The invention provides a method for constructing a deep emotion interaction model based on emotion dimensionality, which constructs an emotion interaction model through mutual connection between emotions and constructs the deep emotion interaction model by combining a deep learning theory so as to achieve accurate judgment of the emotion. The specific practical manner is as follows.

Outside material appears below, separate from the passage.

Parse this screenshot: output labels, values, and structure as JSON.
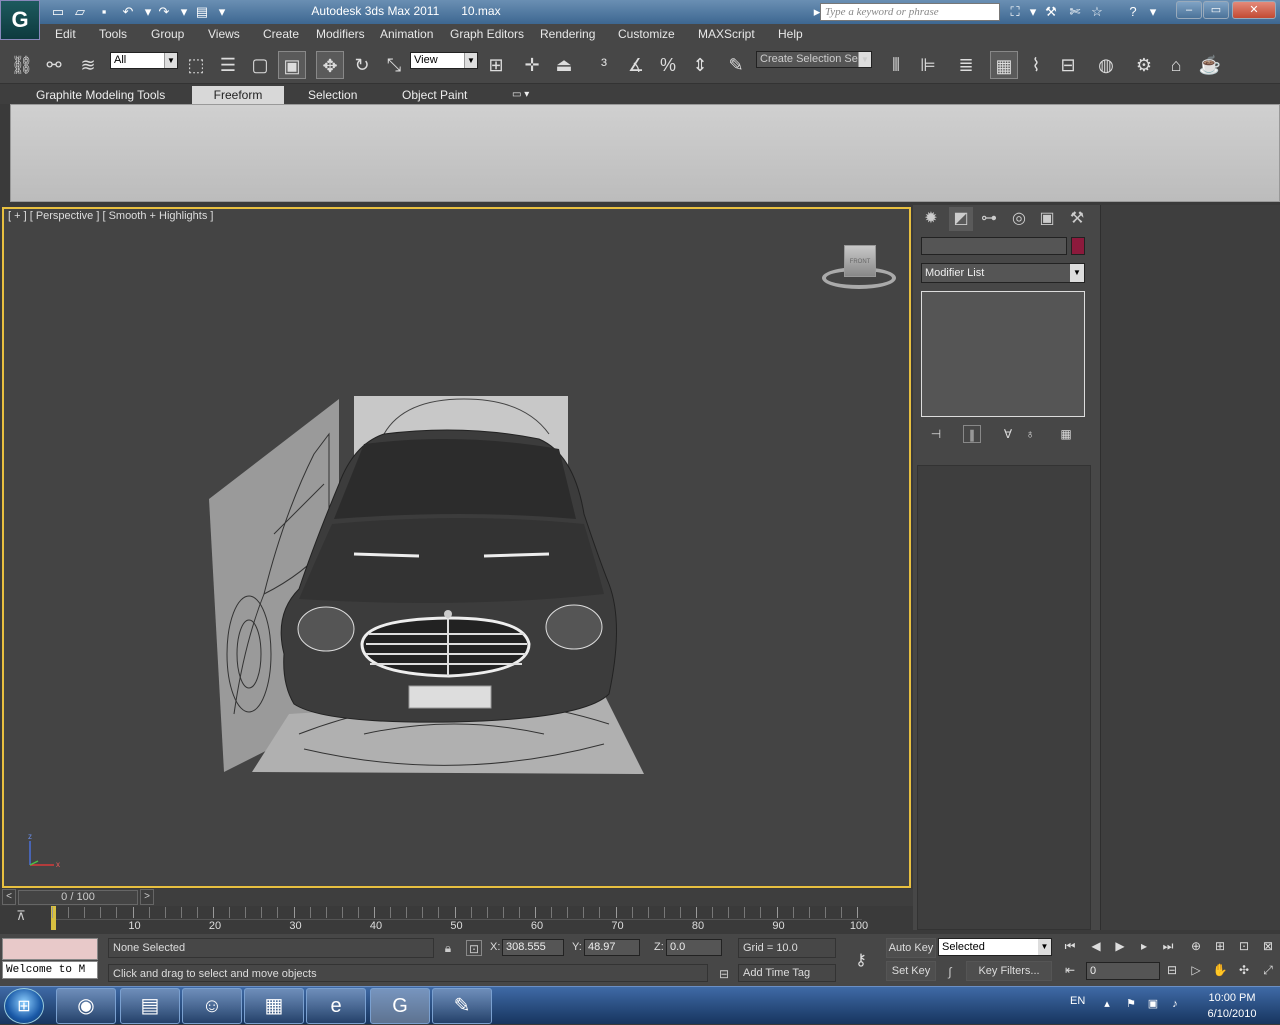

Implementing a method for constructing a deep emotion interaction model based on emotion dimensionality, which comprises the following steps:
s100, extracting emotional characteristics aiming at an existing emotional electroencephalogram database in a laboratory;
s200, constructing an optimal depth RBM network, taking the emotional characteristics as the input of the depth RBM network, and obtaining the weight between the bottom layer emotional characteristics and the emotional state
S300, representing the association degree between the emotional states through the spatial distance of the dimension quantization value to obtain a weight value between the emotional states;
s400, constructing a correlation cognitive network, taking a weight between bottom layer emotional characteristics and emotional states of the RBM as a weight between input and output in the correlation cognitive network, and taking the weight between the emotional states as a weight between output and output of the correlation cognitive network;
s500, a deep emotion interaction model is constructed through combination of the optimal deep RBM network and the associated cognitive network, and accurate judgment of continuous emotion is achieved.

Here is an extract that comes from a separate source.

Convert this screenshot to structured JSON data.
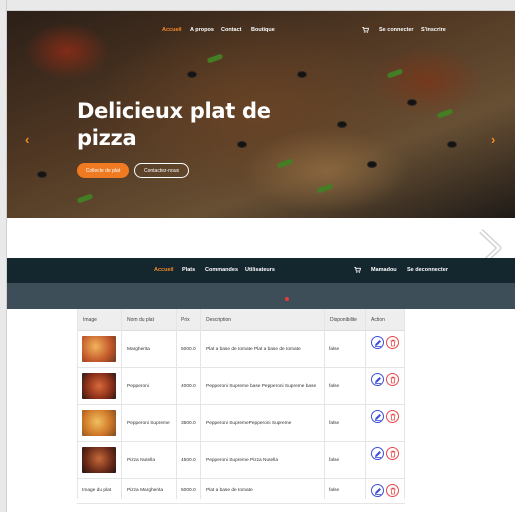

In the above experimental scheme, the specific process of extracting emotional features in S100 is as follows: the database adopts the existing emotional electroencephalogram database in a laboratory, mainly inspects the electrodes corresponding to the auditory function area, and selects the electrodes at the positions of FC1, FC2, FC3, FC4, C1, C2, C3, C4, CP1, CP2, CP3 and CP4, namely 12-lead electroencephalogram data for analysis as shown in figure 1. Traditional characteristic energy, power spectrum and power spectrum entropy representing electroencephalogram signal energy characteristics, nonlinear attribute characteristic approximate entropy representing electroencephalogram signal nonlinear attribute characteristics, hurst index and Lyapunov index and nonlinear geometric characteristics describing electroencephalogram signal geometric structures are extracted, namely, the electroencephalogram signal descriptor contour based on tracks is obtained.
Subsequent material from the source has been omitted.